Last week, WXXI News reported on the declining state of the Lockwood-Alhart House and the owner’s plan to demolish the house so the site could be used as a parking lot for the adjacent Dollar General. Kirsch outlined that plan in a July court filing he submitted in response to a city lawsuit against him that sought to compel him to address more than two-dozen code violations.
The revelation that the house could be razed sparked outrage among community members and led to a petition calling on the city and the owner to somehow save the property.
At the time, City Hall’s top lawyer, Linda Kingsley, said the city had no plans to acquire the property and that if Kirsch were to ask for a demolition order, officials would have no reason not to grant it.
Likewise, city Commissioner of Neighborhood and Development Dana Miller said the only reasonable, if unlikely, path forward for the house was for a wealthy benefactor to step in, purchase the house and renovate it.
But in an interview with Kirsch, he told WXXI that he was willing to donate it to the city. It was an option where he could wash his hands of the liability and get a tax write-off, while the city could take on the burden of restoring the building.
Kingsley, in an Aug. 22 interview, said this was not an option previously considered by city officials.

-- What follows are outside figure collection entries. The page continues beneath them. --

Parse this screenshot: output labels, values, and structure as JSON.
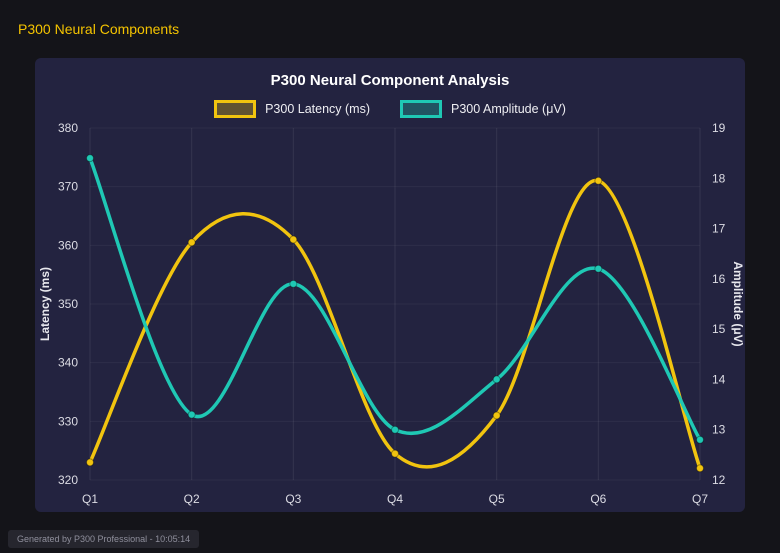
{
  "page": {
    "header_title": "P300 Neural Components",
    "footer_text": "Generated by P300 Professional - 10:05:14"
  },
  "colors": {
    "page_background": "#141419",
    "panel_background": "#232340",
    "header_accent": "#f5c400",
    "latency_series": "#f1c40f",
    "amplitude_series": "#1fc8b4",
    "title_text": "#ffffff",
    "tick_text": "#dcdce4",
    "axis_title_text": "#e8e8ee"
  },
  "chart_data": {
    "type": "line",
    "title": "P300 Neural Component Analysis",
    "categories": [
      "Q1",
      "Q2",
      "Q3",
      "Q4",
      "Q5",
      "Q6",
      "Q7"
    ],
    "series": [
      {
        "name": "P300 Latency (ms)",
        "axis": "left",
        "color": "#f1c40f",
        "values": [
          323,
          360.5,
          361,
          324.5,
          331,
          371,
          322
        ]
      },
      {
        "name": "P300 Amplitude (μV)",
        "axis": "right",
        "color": "#1fc8b4",
        "values": [
          18.4,
          13.3,
          15.9,
          13.0,
          14.0,
          16.2,
          12.8
        ]
      }
    ],
    "left_axis": {
      "label": "Latency (ms)",
      "min": 320,
      "max": 380,
      "ticks": [
        320,
        330,
        340,
        350,
        360,
        370,
        380
      ]
    },
    "right_axis": {
      "label": "Amplitude (μV)",
      "min": 12,
      "max": 19,
      "ticks": [
        12,
        13,
        14,
        15,
        16,
        17,
        18,
        19
      ]
    },
    "grid": true,
    "smooth": true,
    "legend_position": "top"
  }
}
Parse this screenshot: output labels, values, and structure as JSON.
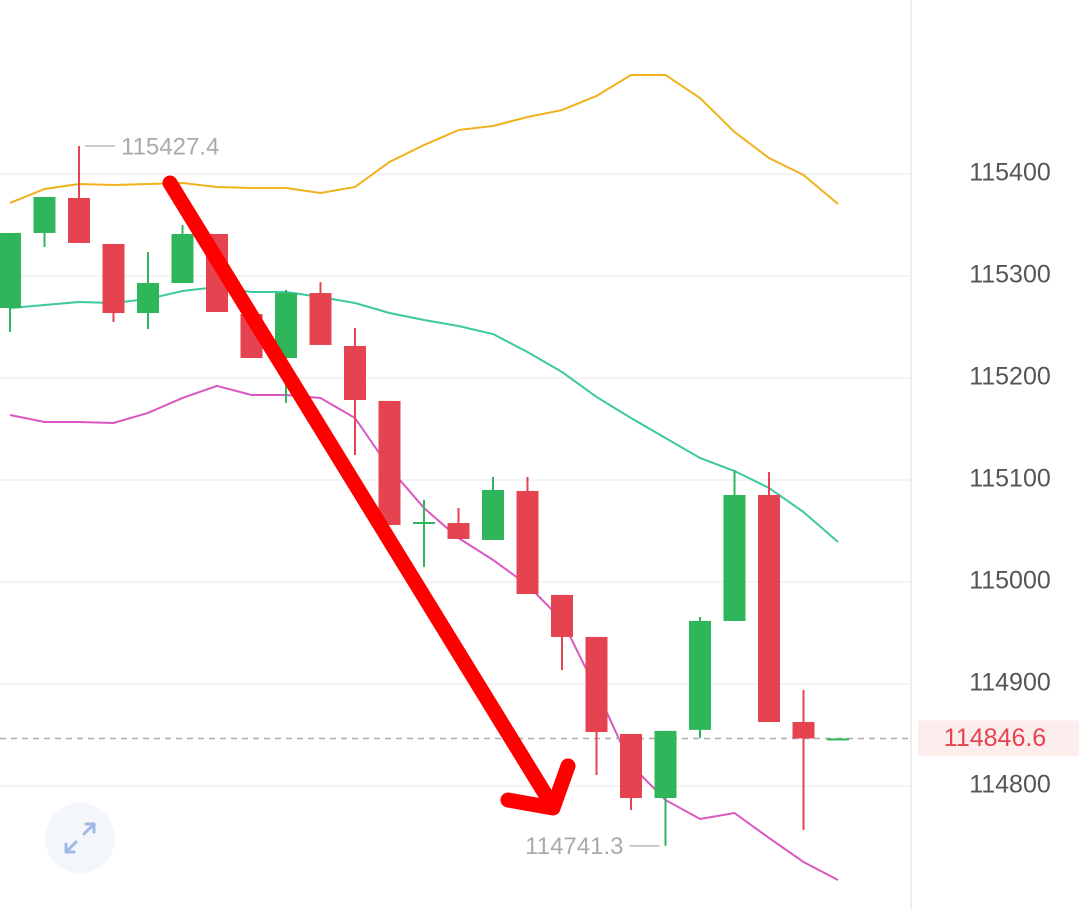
{
  "chart_data": {
    "type": "candlestick",
    "open": [
      115268.6,
      115342.2,
      115376.5,
      115331.4,
      115263.7,
      115293.1,
      115341.2,
      115262.7,
      115219.6,
      115283.3,
      115231.4,
      115177.5,
      115056.9,
      115057.8,
      115041.2,
      115089.2,
      114987.3,
      114946.1,
      114851,
      114788.2,
      114855,
      114961.8,
      115085.3,
      114862.7,
      114846.6
    ],
    "high": [
      115342.2,
      115377.5,
      115427.4,
      115331.4,
      115323.5,
      115350,
      115341.2,
      115271.6,
      115286.3,
      115294,
      115249,
      115177.5,
      115080.4,
      115072.5,
      115103,
      115103,
      114987.3,
      114946.1,
      114851,
      114854,
      114965.7,
      115109.8,
      115107.8,
      114894.1,
      114846.6
    ],
    "low": [
      115245.1,
      115328.4,
      115332.4,
      115254.9,
      115248,
      115293.1,
      115264.7,
      115219.6,
      115175.5,
      115232.4,
      115124.5,
      115055.9,
      115014.7,
      115042.2,
      115041.2,
      114988.2,
      114913.7,
      114810.8,
      114776.5,
      114741.3,
      114847,
      114961.8,
      114862.7,
      114756.9,
      114846.6
    ],
    "close": [
      115342.2,
      115377.5,
      115332.4,
      115263.7,
      115293.1,
      115341.2,
      115264.7,
      115219.6,
      115283.3,
      115232.4,
      115178.4,
      115055.9,
      115058.8,
      115042.2,
      115090.2,
      114988.2,
      114946.1,
      114852.9,
      114788.2,
      114854,
      114961.8,
      115085.3,
      114862.7,
      114846.6,
      114846.6
    ],
    "up_color": "#2fb65a",
    "down_color": "#e5434f",
    "bands": [
      {
        "color": "#f0b21c",
        "values": [
          115371.6,
          115385.3,
          115390.2,
          115389.2,
          115390.2,
          115391.2,
          115387.3,
          115386.3,
          115386.3,
          115381.4,
          115387.3,
          115411.8,
          115428.4,
          115443.1,
          115447.1,
          115455.9,
          115462.7,
          115476.5,
          115497.1,
          115497.1,
          115474.5,
          115441.2,
          115415.7,
          115399.0,
          115370.6
        ]
      },
      {
        "color": "#3cc8a0",
        "values": [
          115268.6,
          115271.6,
          115274.5,
          115273.5,
          115277.5,
          115285.3,
          115289.2,
          115284.3,
          115284.3,
          115279.4,
          115273.5,
          115263.7,
          115256.9,
          115251,
          115243.1,
          115225.5,
          115205.9,
          115181.4,
          115160.8,
          115141.2,
          115121.6,
          115108.8,
          115092.2,
          115068.6,
          115039.2
        ]
      },
      {
        "color": "#d957c0",
        "values": [
          115163.7,
          115156.9,
          115156.9,
          115155.9,
          115165.7,
          115180.4,
          115192.2,
          115183.3,
          115183.3,
          115180.4,
          115160.8,
          115111.8,
          115072.5,
          115043.1,
          115021.6,
          114997.1,
          114962.7,
          114894.1,
          114820.6,
          114786.3,
          114767.6,
          114773.5,
          114749,
          114725.5,
          114707.8
        ]
      }
    ],
    "ylim": [
      114688.2,
      115570.6
    ],
    "yticks": [
      114800,
      114900,
      115000,
      115100,
      115200,
      115300,
      115400
    ],
    "grid": true
  }
}
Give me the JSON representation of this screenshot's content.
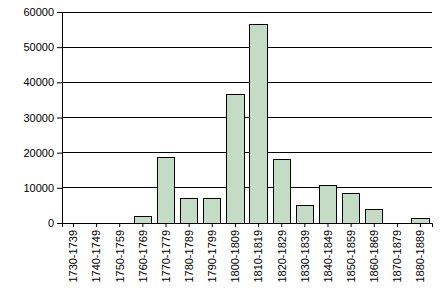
{
  "chart_data": {
    "type": "bar",
    "categories": [
      "1730-1739",
      "1740-1749",
      "1750-1759",
      "1760-1769",
      "1770-1779",
      "1780-1789",
      "1790-1799",
      "1800-1809",
      "1810-1819",
      "1820-1829",
      "1830-1839",
      "1840-1849",
      "1850-1859",
      "1860-1869",
      "1870-1879",
      "1880-1889"
    ],
    "values": [
      0,
      0,
      0,
      1800,
      18500,
      7000,
      7000,
      36500,
      56500,
      18000,
      5000,
      10800,
      8500,
      3700,
      0,
      1200
    ],
    "color": "#c4dcc6",
    "ylim": [
      0,
      60000
    ],
    "yticks": [
      0,
      10000,
      20000,
      30000,
      40000,
      50000,
      60000
    ],
    "grid": true
  }
}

“First of all, we’re just hearing about this,” Kingsley said during that interview. “But we are generally not in the business of doing this kind of thing ourselves. This is the kind of thing a developer would engage in or a not-for-profit would engage in.”
Evans said the city and Kirsch started having conversations last week and said that city officials were “excited” when the donation became a possibility.
The cost of overhauling the building is unclear at this time.
Evans said the city is also seeking to have the property recognized as a historical landmark.